Oceniając, czy podmiot prowadzący przedsiębiorstwo ponosi odpowiedzialność odszkodowawczą, na podstawie art. 435 §1 kc należy uwzględnić trzy kwestie: stopień zagrożenia ze strony urządzeń, stopień komplikacji przy przetwarzaniu energii elementarnej na pracę oraz ogólny poziom techniki. Tam gdzie nie chodzi o uruchomienie dużych mocy elementarnych nie można mówić o szczególnym niebezpieczeństwie, które leżało u podstaw wprowadzenia odpowiedzialności na zasadzie ryzyka (art. 435 kc).

Okoliczność więc, że koparka była częścią przedsiębiorstwa ubezpieczonego nie oznacza, że wypadek był spowodowany ruchem tego przedsiębiorstwa. Podkreślenia wymaga, że do zdarzenia doszło w związku z ruchem koparki jako pojazdu, a nie ruchem przedsiębiorstwa jako całości.

W związku z tym słusznie przyjął Sąd Okręgowy, iż podstawą odpowiedzialności pozwanego nie jest art. 435 kc, a art. 436 kc.

Użyte natomiast w art. 436 kc pojęcie mechanicznego środka komunikacji ujmowane jest zarówno w doktrynie jak i w orzecznictwie szeroko. Jest to w zasadzie każde urządzenie mechaniczne służące celom komunikacji. Przy czym pod pojęciem komunikacji należy rozumieć przemieszczanie towarów bądź też ludzi. Komunikacja w języku polskim oznacza bowiem „ruch środków lokomocji między odległymi od siebie miejscami; też drogi, szlaki i środki lokomocji", „możliwość przedostania się z jednego pomieszczenia , miejsca do drugiego”.

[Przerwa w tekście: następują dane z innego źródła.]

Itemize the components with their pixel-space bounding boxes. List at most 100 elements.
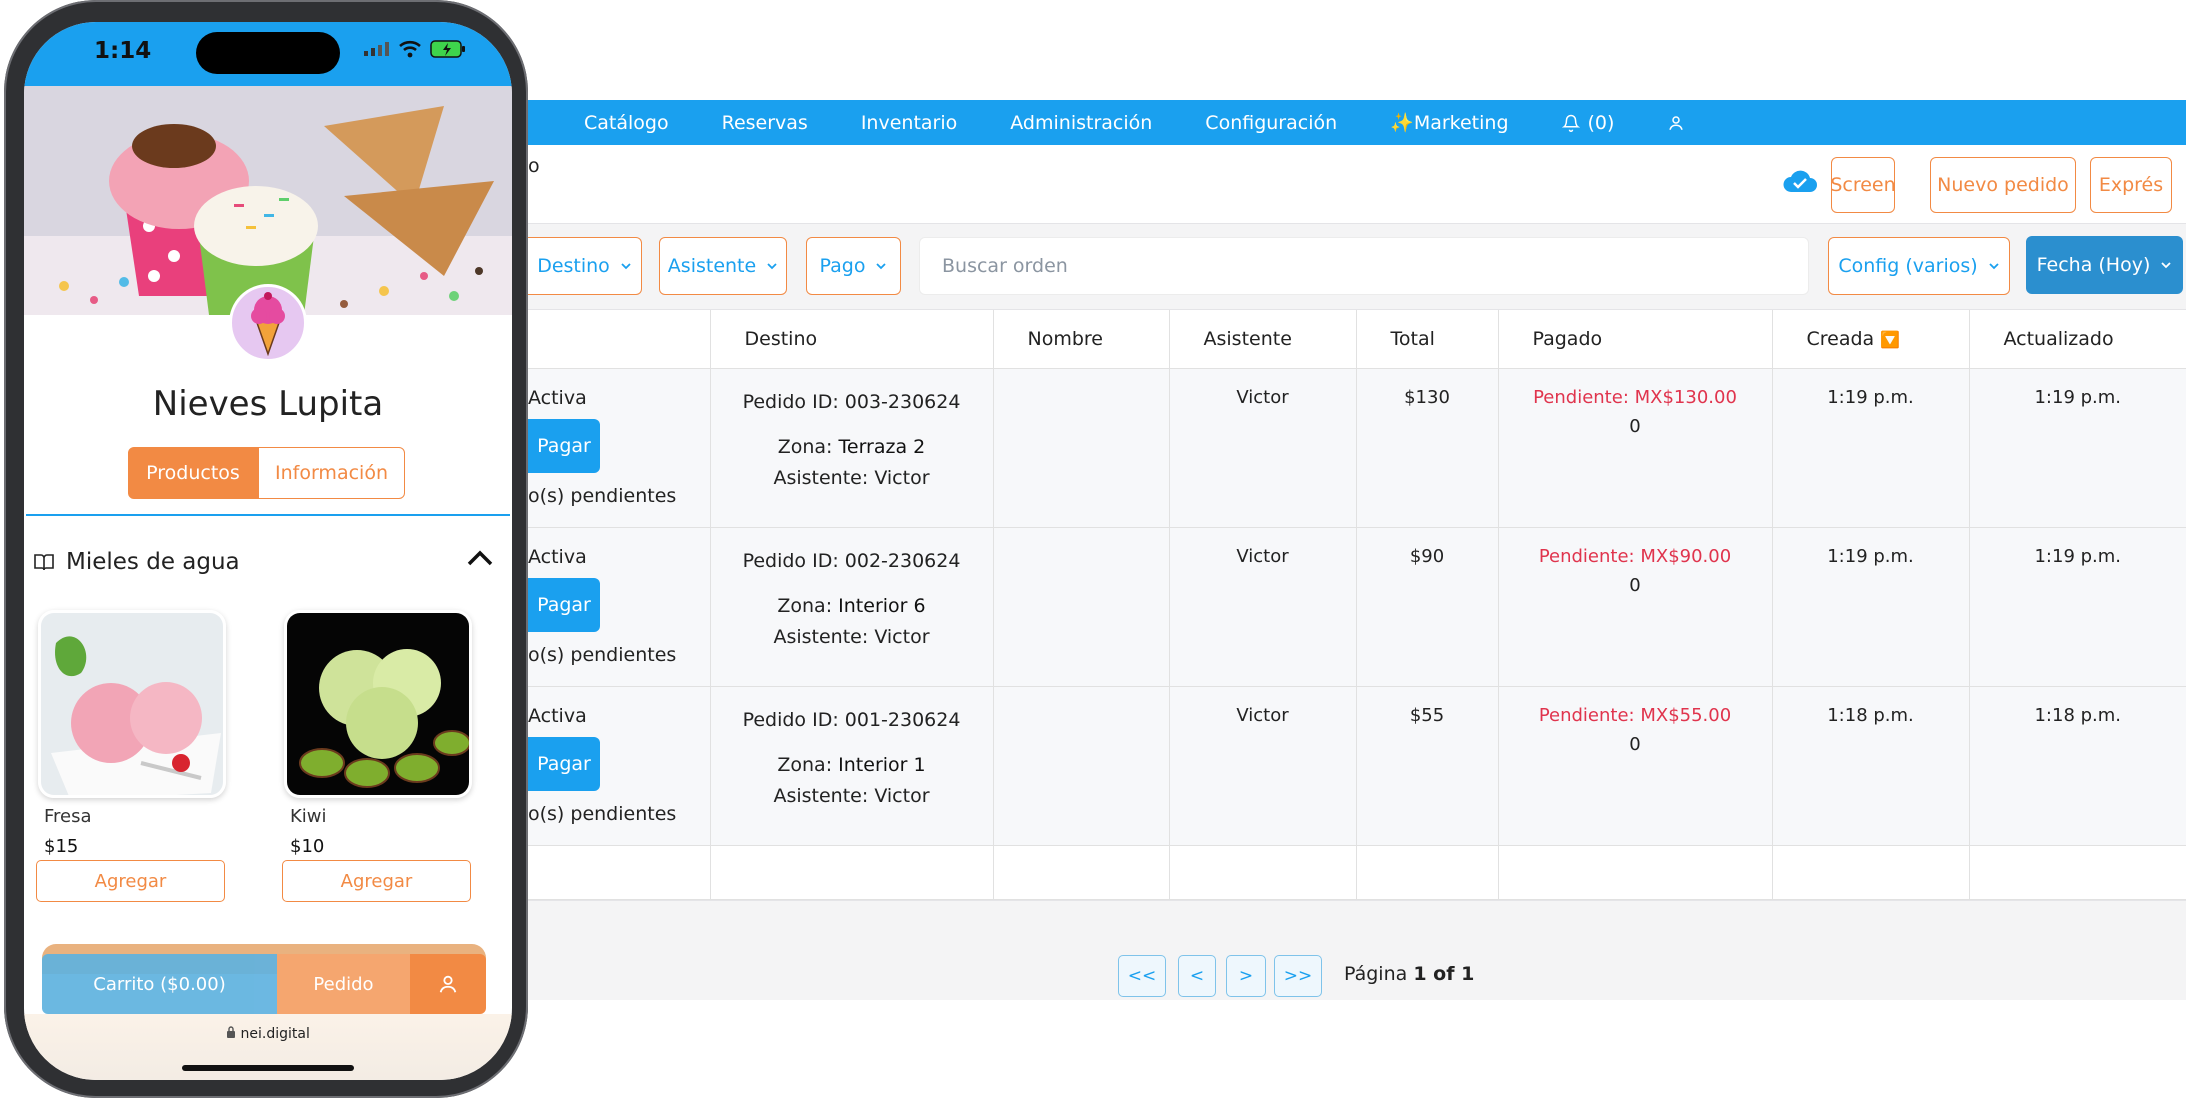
nav-administration[interactable]: Administración [1010,112,1152,134]
updated-cell: 1:19 p.m. [1969,527,2186,687]
payment-filter[interactable]: Pago [806,237,901,295]
assistant-label: Asistente: [773,625,869,648]
last-page-button[interactable]: >> [1274,955,1322,997]
header-status [528,310,711,369]
total-cell: $90 [1356,527,1499,687]
zone-value: Interior 6 [838,594,926,617]
order-button[interactable]: Pedido [277,954,410,1014]
bottom-action-bar: Carrito ($0.00) Pedido [42,954,486,1014]
divider [26,514,510,516]
status-time: 1:14 [94,38,152,64]
paid-cell: Pendiente: MX$90.00 0 [1498,527,1773,687]
filter-bar: Destino Asistente Pago Config (varios) F… [528,223,2186,310]
header-total[interactable]: Total [1356,310,1499,369]
ice-cream-logo-icon [251,292,285,356]
destination-filter[interactable]: Destino [528,237,642,295]
hero-ice-cream-image [24,86,512,315]
empty-cell [1969,845,2186,900]
empty-cell [1356,845,1499,900]
product-name: Fresa [44,806,92,827]
user-icon [439,975,457,993]
wifi-icon [399,40,421,58]
assistant-line: Asistente: Victor [711,781,993,812]
top-navbar: Catálogo Reservas Inventario Administrac… [528,100,2186,145]
product-image-fresa[interactable] [38,610,226,798]
chevron-down-icon [2161,262,2171,269]
table-row[interactable]: Activa Pagar o(s) pendientes Pedido ID: … [528,527,2186,687]
name-cell [993,527,1170,687]
category-header[interactable]: Mieles de agua [34,544,494,580]
paid-amount: 0 [1629,574,1641,596]
header-paid[interactable]: Pagado [1498,310,1773,369]
paid-amount: 0 [1629,415,1641,437]
profile-button[interactable] [410,954,486,1014]
created-cell: 1:19 p.m. [1772,368,1970,528]
tab-information[interactable]: Información [258,447,405,499]
pending-items-text: o(s) pendientes [528,643,677,666]
cart-button[interactable]: Carrito ($0.00) [42,954,277,1014]
total-cell: $130 [1356,368,1499,528]
pay-button[interactable]: Pagar [528,736,600,791]
nav-marketing[interactable]: ✨Marketing [1390,111,1508,134]
paid-cell: Pendiente: MX$130.00 0 [1498,368,1773,528]
chevron-down-icon [876,263,887,270]
search-orders-input[interactable] [919,237,1809,295]
header-created-label: Creada [1806,327,1875,350]
assistant-value: Victor [874,466,930,489]
assistant-filter-label: Asistente [667,255,757,277]
add-to-cart-button[interactable]: Agregar [282,860,471,902]
chevron-up-icon[interactable] [466,548,494,568]
destination-cell: Pedido ID: 002-230624 Zona: Interior 6 A… [710,527,994,687]
pay-button[interactable]: Pagar [528,577,600,632]
header-name[interactable]: Nombre [993,310,1170,369]
notifications-button[interactable]: (0) [1561,112,1614,134]
table-row[interactable]: Activa Pagar o(s) pendientes Pedido ID: … [528,368,2186,528]
date-filter[interactable]: Fecha (Hoy) [2026,236,2183,294]
battery-icon [430,40,465,58]
user-menu-button[interactable] [1667,114,1685,132]
express-button[interactable]: Exprés [2090,157,2172,213]
nav-settings[interactable]: Configuración [1205,112,1337,134]
dynamic-island [196,32,340,74]
status-cell: Activa Pagar o(s) pendientes [528,368,711,528]
product-image-kiwi[interactable] [284,610,472,798]
zone-value: Interior 1 [838,753,926,776]
first-page-button[interactable]: << [1118,955,1166,997]
orders-table: Destino Nombre Asistente Total Pagado Cr… [528,310,2186,900]
nav-reservations[interactable]: Reservas [722,112,808,134]
cloud-check-icon[interactable] [1782,168,1818,194]
next-page-button[interactable]: > [1226,955,1266,997]
new-order-button[interactable]: Nuevo pedido [1930,157,2076,213]
lock-icon [227,1026,236,1038]
tab-products[interactable]: Productos [128,447,258,499]
order-id: Pedido ID: 002-230624 [742,549,961,572]
screen-button[interactable]: Screen [1830,157,1896,213]
nav-inventory[interactable]: Inventario [861,112,957,134]
name-cell [993,368,1170,528]
assistant-filter[interactable]: Asistente [659,237,787,295]
payment-filter-label: Pago [819,255,866,277]
pending-items-text: o(s) pendientes [528,484,677,507]
add-to-cart-button[interactable]: Agregar [36,860,225,902]
status-icons [364,40,466,58]
phone-screen: 1:14 Nieves Lupita Productos Información… [24,22,512,1080]
assistant-cell: Victor [1169,686,1357,846]
status-label: Activa [528,386,587,409]
prev-page-button[interactable]: < [1178,955,1216,997]
page-value: 1 of 1 [1413,963,1475,985]
nav-catalog[interactable]: Catálogo [584,112,669,134]
chevron-down-icon [1989,263,1999,270]
header-destination[interactable]: Destino [710,310,994,369]
header-created[interactable]: Creada 🔽 [1772,310,1970,369]
config-filter[interactable]: Config (varios) [1828,237,2010,295]
strawberry-ice-cream-image [41,613,223,795]
updated-cell: 1:18 p.m. [1969,686,2186,846]
table-row[interactable]: Activa Pagar o(s) pendientes Pedido ID: … [528,686,2186,846]
header-updated[interactable]: Actualizado [1969,310,2186,369]
paid-pending: Pendiente: MX$130.00 [1533,386,1737,408]
empty-cell [1772,845,1970,900]
header-assistant[interactable]: Asistente [1169,310,1357,369]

Z ustaleń Sądu I Instancji wynika, że przedmiotowa koparka jest pojazdem poruszającym się na gąsienicach, a więc ma możliwość przemieszczania się z jednego miejsca do drugiego za pomocą silnika, który uruchamia również kielich koparki. Nie sposób zgodzić się przy tym ze skarżącym, że w czasie zdarzenia koparka nie była wykorzystywana w celach komunikacyjnych. Koparka służyła przemieszczaniu towaru (ziemi). Uznać zatem należy, że koparka w niniejszej sprawie ze swej istoty służy celom komunikacyjnym. Bez znaczenia pozostaje przy tym podnoszona przez skarżącego okoliczność , że w chwili wypadku koparka nie służyła komunikacji. Postój pojazdu, jego garażowanie, rozładowywanie czy też załadowywanie towaru nie pozbawia bowiem określonego pojazdu celu, bądź też cech dla których został stworzony. Sam więc fakt, że do wypadku doszło w momencie w którym koparka nie przemieszczała się wobec innych obiektów nie oznacza, że nie jest pojazdem służącym komunikacji i nie była w ruchu. Przedmiotowy przepis mówi o ruchu mechanicznego środka komunikacji, a nie o ruchu w czasie komunikacji. Oznacza to , że pojazd co do zasady musi być przeznaczony do komunikacji, a nie wykonywać funkcje związane z komunikacją w czasie zdarzenia będącego podstawą odpowiedzialności odszkodowawczej. Art. 436 § 1 k.c nie stawia wymagania by pojazd był przeznaczony wyłącznie do ruchu na drogach publicznych , nie wyłącza też z zakresu jego obowiązywania żadnych pojazdów ze względu na kryterium celu jakim służą. (por. wyroku SN z dnia 13 czerwca 2002 r. V CKN 1051/00).

W tym stanie rzeczy apelację należało oddalić.